このような不安にはたして根拠があるのかという問題はあります.しかし妊娠して漠とした不安をかかえているよりは,不安の内容をきちんと自覚して,具体的にはっきりしたその内容を心配に思うほうが数段ましです.なぜならばその心配事を解決しようとなんらかの行動を選ぶことが可能になるからです.
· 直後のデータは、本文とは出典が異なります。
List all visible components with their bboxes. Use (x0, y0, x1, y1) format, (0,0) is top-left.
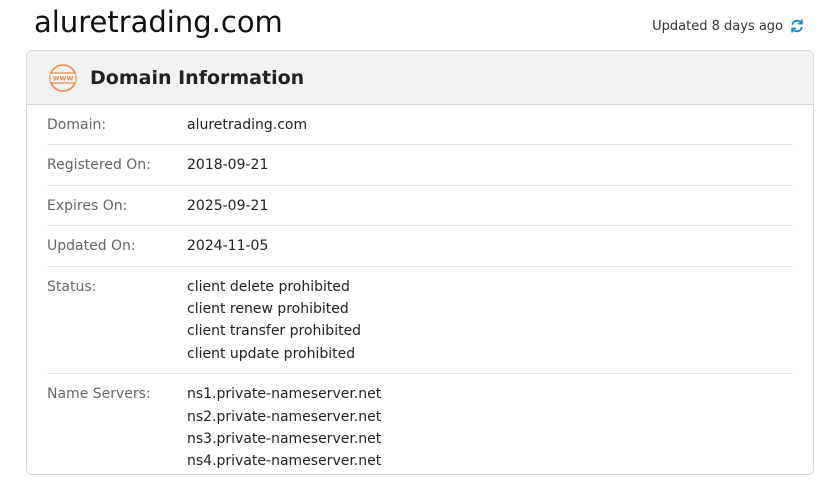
row-label: Updated On: (47, 238, 136, 255)
value-line: client update prohibited (187, 345, 356, 362)
info-row-name-servers: Name Servers: ns1.private-nameserver.net… (47, 374, 793, 474)
row-label: Registered On: (47, 157, 151, 174)
value-line: client transfer prohibited (187, 323, 362, 340)
info-row-status: Status: client delete prohibited client … (47, 267, 793, 375)
value-line: aluretrading.com (187, 117, 308, 133)
row-label: Domain: (47, 117, 107, 133)
row-value: aluretrading.com (187, 114, 307, 136)
value-line: 2018-09-21 (187, 157, 269, 174)
value-line: 2025-09-21 (187, 197, 269, 214)
row-value: client delete prohibited client renew pr… (187, 276, 361, 366)
info-row-domain: Domain: aluretrading.com (47, 105, 793, 146)
refresh-icon[interactable] (789, 18, 805, 34)
row-label: Expires On: (47, 197, 128, 214)
row-value: 2024-11-05 (187, 235, 268, 257)
row-value: ns1.private-nameserver.net ns2.private-n… (187, 383, 381, 473)
row-value: 2025-09-21 (187, 195, 268, 217)
info-row-expires: Expires On: 2025-09-21 (47, 186, 793, 227)
row-value: 2018-09-21 (187, 154, 268, 176)
row-label: Status: (47, 278, 97, 295)
value-line: client delete prohibited (187, 278, 350, 295)
svg-text:www: www (53, 73, 74, 82)
row-label: Name Servers: (47, 386, 151, 403)
value-line: 2024-11-05 (187, 238, 269, 255)
value-line: ns4.private-nameserver.net (187, 453, 382, 470)
page-title: aluretrading.com (34, 5, 283, 39)
info-row-updated: Updated On: 2024-11-05 (47, 226, 793, 267)
card-title: Domain Information (90, 66, 305, 89)
updated-text: Updated 8 days ago (652, 18, 783, 34)
value-line: ns1.private-nameserver.net (187, 386, 382, 403)
info-row-registered: Registered On: 2018-09-21 (47, 145, 793, 186)
domain-info-card: www Domain Information Domain: aluretrad… (26, 50, 814, 475)
value-line: ns3.private-nameserver.net (187, 431, 382, 448)
card-header: www Domain Information (27, 51, 813, 105)
info-rows: Domain: aluretrading.com Registered On: … (27, 105, 813, 474)
www-globe-icon: www (48, 63, 78, 93)
value-line: ns2.private-nameserver.net (187, 408, 382, 425)
updated-status: Updated 8 days ago (652, 18, 805, 34)
value-line: client renew prohibited (187, 301, 349, 318)
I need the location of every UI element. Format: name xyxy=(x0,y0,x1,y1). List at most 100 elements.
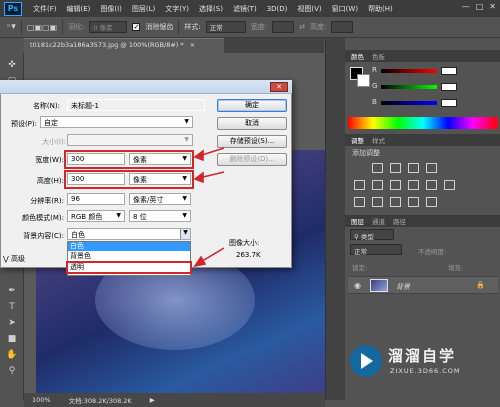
chevron-down-icon: ▼ xyxy=(184,136,189,143)
curves-icon[interactable] xyxy=(408,163,419,173)
black-white-icon[interactable] xyxy=(408,180,419,190)
r-slider[interactable] xyxy=(381,69,437,73)
fill-label: 填充: xyxy=(448,264,464,272)
cancel-button[interactable]: 取消 xyxy=(217,117,287,130)
dialog-close-icon[interactable]: ✕ xyxy=(270,82,288,92)
menu-filter[interactable]: 滤镜(T) xyxy=(228,4,262,14)
watermark-url: ZIXUE.3D66.COM xyxy=(390,367,461,375)
posterize-icon[interactable] xyxy=(372,197,383,207)
size-label: 大小(I): xyxy=(42,138,66,146)
separator xyxy=(62,20,64,34)
color-mode-select[interactable]: RGB 颜色 ▼ xyxy=(67,210,125,222)
dropdown-option-background-color[interactable]: 背景色 xyxy=(68,252,190,261)
color-spectrum[interactable] xyxy=(348,117,498,129)
name-input[interactable]: 未标题-1 xyxy=(67,99,205,111)
bit-depth-select[interactable]: 8 位 ▼ xyxy=(129,210,191,222)
g-label: G xyxy=(372,82,378,90)
tab-channels[interactable]: 通道 xyxy=(372,216,385,226)
r-value-input[interactable] xyxy=(441,67,457,75)
threshold-icon[interactable] xyxy=(390,197,401,207)
pen-tool-icon[interactable]: ✒ xyxy=(6,285,18,297)
gradient-map-icon[interactable] xyxy=(408,197,419,207)
swap-icon[interactable]: ⇄ xyxy=(299,23,305,31)
visibility-eye-icon[interactable]: ◉ xyxy=(354,281,361,290)
name-label: 名称(N): xyxy=(32,102,60,110)
menu-file[interactable]: 文件(F) xyxy=(28,4,62,14)
menu-edit[interactable]: 编辑(E) xyxy=(62,4,96,14)
g-value-input[interactable] xyxy=(441,83,457,91)
layer-row[interactable]: ◉ 背景 🔒 xyxy=(348,276,498,294)
width-input[interactable] xyxy=(272,21,295,33)
background-contents-select[interactable]: 白色 ▼ xyxy=(67,228,191,240)
menu-image[interactable]: 图像(I) xyxy=(95,4,127,14)
document-tab[interactable]: t0181c22b3a186a3573.jpg @ 100%(RGB/8#) *… xyxy=(24,38,224,53)
b-slider[interactable] xyxy=(381,101,437,105)
menu-type[interactable]: 文字(Y) xyxy=(160,4,194,14)
photo-filter-icon[interactable] xyxy=(426,180,437,190)
brightness-icon[interactable] xyxy=(372,163,383,173)
tab-color[interactable]: 颜色 xyxy=(351,51,364,61)
channel-mixer-icon[interactable] xyxy=(444,180,455,190)
menu-help[interactable]: 帮助(H) xyxy=(363,4,398,14)
marquee-icon[interactable]: ◦▾ xyxy=(6,22,16,32)
resolution-unit-select[interactable]: 像素/英寸 ▼ xyxy=(129,193,191,205)
type-tool-icon[interactable]: T xyxy=(6,301,18,313)
g-slider[interactable] xyxy=(381,85,437,89)
invert-icon[interactable] xyxy=(354,197,365,207)
advanced-label: 高级 xyxy=(10,255,25,263)
background-color-swatch[interactable] xyxy=(357,74,370,87)
selective-color-icon[interactable] xyxy=(426,197,437,207)
tab-adjustments[interactable]: 调整 xyxy=(351,135,364,145)
adjustments-panel-tabs: 调整 样式 xyxy=(345,134,500,146)
size-select[interactable]: ▼ xyxy=(67,134,193,146)
close-icon[interactable]: ✕ xyxy=(489,2,496,11)
exposure-icon[interactable] xyxy=(426,163,437,173)
tab-styles[interactable]: 样式 xyxy=(372,135,385,145)
menu-layer[interactable]: 图层(L) xyxy=(127,4,160,14)
feather-input[interactable]: 0 像素 xyxy=(89,21,128,33)
blend-mode-select[interactable]: 正常 xyxy=(350,244,402,256)
zoom-level[interactable]: 100% xyxy=(32,396,51,404)
status-arrow-icon[interactable]: ▶ xyxy=(150,396,155,404)
layer-kind-filter[interactable]: ⚲ 类型 xyxy=(350,229,394,241)
menu-view[interactable]: 视图(V) xyxy=(292,4,326,14)
layer-name[interactable]: 背景 xyxy=(396,282,410,292)
resolution-input[interactable]: 96 xyxy=(67,193,125,205)
height-input[interactable] xyxy=(331,21,354,33)
menu-3d[interactable]: 3D(D) xyxy=(262,5,293,13)
ok-button[interactable]: 确定 xyxy=(217,99,287,112)
close-tab-icon[interactable]: × xyxy=(190,41,195,49)
path-select-tool-icon[interactable]: ➤ xyxy=(6,317,18,329)
minimize-icon[interactable]: — xyxy=(462,2,470,11)
zoom-tool-icon[interactable]: ⚲ xyxy=(6,365,18,377)
hue-saturation-icon[interactable] xyxy=(372,180,383,190)
tab-layers[interactable]: 图层 xyxy=(351,216,364,226)
move-tool-icon[interactable]: ✜ xyxy=(6,59,18,71)
kind-filter-label: 类型 xyxy=(360,233,374,241)
hand-tool-icon[interactable]: ✋ xyxy=(6,349,18,361)
style-select[interactable]: 正常 xyxy=(205,21,246,33)
antialias-label: 消除锯齿 xyxy=(145,23,174,31)
advanced-toggle[interactable]: ⋁ 高级 xyxy=(3,254,25,264)
vibrance-icon[interactable] xyxy=(354,180,365,190)
menu-window[interactable]: 窗口(W) xyxy=(327,4,363,14)
tab-paths[interactable]: 路径 xyxy=(393,216,406,226)
separator xyxy=(20,20,22,34)
preset-select[interactable]: 自定 ▼ xyxy=(40,116,193,128)
menu-select[interactable]: 选择(S) xyxy=(194,4,228,14)
color-balance-icon[interactable] xyxy=(390,180,401,190)
tab-swatches[interactable]: 色板 xyxy=(372,51,385,61)
add-adjustment-title: 添加调整 xyxy=(352,149,380,157)
preset-label: 预设(P): xyxy=(10,120,37,128)
dropdown-option-white[interactable]: 白色 xyxy=(68,242,190,251)
chevron-down-icon: ▼ xyxy=(182,195,187,202)
annotation-arrows xyxy=(193,147,225,268)
b-label: B xyxy=(372,98,377,106)
preset-value: 自定 xyxy=(44,119,58,127)
maximize-icon[interactable]: □ xyxy=(476,2,484,11)
selection-mode-icon[interactable]: ▢▣▢▣ xyxy=(27,23,57,32)
antialias-checkbox[interactable]: ✓ xyxy=(132,23,141,31)
b-value-input[interactable] xyxy=(441,99,457,107)
rectangle-tool-icon[interactable]: ■ xyxy=(6,333,18,345)
levels-icon[interactable] xyxy=(390,163,401,173)
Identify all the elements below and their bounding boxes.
高齢妊娠として漠たる不安をかかえているのではなく,具体的になにが心配なのでしょうか.どのくらいのリスクならば心配か,あるいはどのくらいならば安心なのか? 何を基準として,どういう条件のときにリスクが高いと考えるか? その心配を解消するためにNIPTを受けるのか?

NIPTを受けるか受けないかの意思決定をするためには,それぞれの個人において,どのくらいのリスクならば心配であり,検査を受けるのかをはっきり自覚しなければなりません.しかしこのリスクの評価はかなりの主観的なものです.

高齢妊娠によってリスクが高まる染色体疾患は,自分に直接かかわることだけあって,世の中でもっとも重くてたいへんな疾患だと捉えがちです.ある意味これは当然なことでしょう.しかしリスクをどう考えるかにあたっては,客観的にほかと比較してみることが実はたいせつです.

それによってリスクの評価が真に人間性をもっておこなえるようになると思います.すなわち自分たちの状況や価値観で評価するのではなく,社会の一員としての自分の立場をいかに認識して考えられるかです.そうでなければそれは単なるエゴイズムに過ぎません.

実はここでもっともたいせつなのは,万が一染色体の病気とわかったとき,いったいどうするかをあらかじめはっきり決めておくことだと思います.逆にリスクを知らされても,どうするかの意思がはっきりしていなければ,検査を受けてその結果を知ってもあまり意味がないでしょう.

「いったいどうするか」とは産むか中絶するかのどちらかです.もし産むという選択ができているのであればもともと検査を受ける必要はないかもしれない.すなわちよくも悪くも産まないという選択ができているひとだけが,この検査を受けることに意味があるのだと思います.

逆にNIPTを受けないという「選択」も当然ここには存在します.いわゆる「選ばないことを選ぶ」という選択です.出生前検査を受けないと決めたひとたちは,「なんとなく」ではなくはっきりと受けないと決めたひとたちです.だからみずから心配から解放されることになります.

一度,検査を受けないと決めると,漠とした不安をつきぬけることになりますから,妊娠分娩にたいしてポジティブに向きあえるひとが多いような気がします.確かに染色体疾患についてのネガティブな情報は存在します.しかしいろいろなひとがいるし,いろいろ子どもがいていろいろ人生を送っています.

不安のまま妊娠分娩を迎えるひともいます.しかし不安から解放されて幸せな分娩を迎えるひともたくさんいます.そしていつだれにでも明るい未来は必ずあります.不安とか安心とか,あるいは幸せとか不幸せとは,それぞれのひとの「状況」を意味するのではなく,それぞれのひとの「選択」なのだというわけです.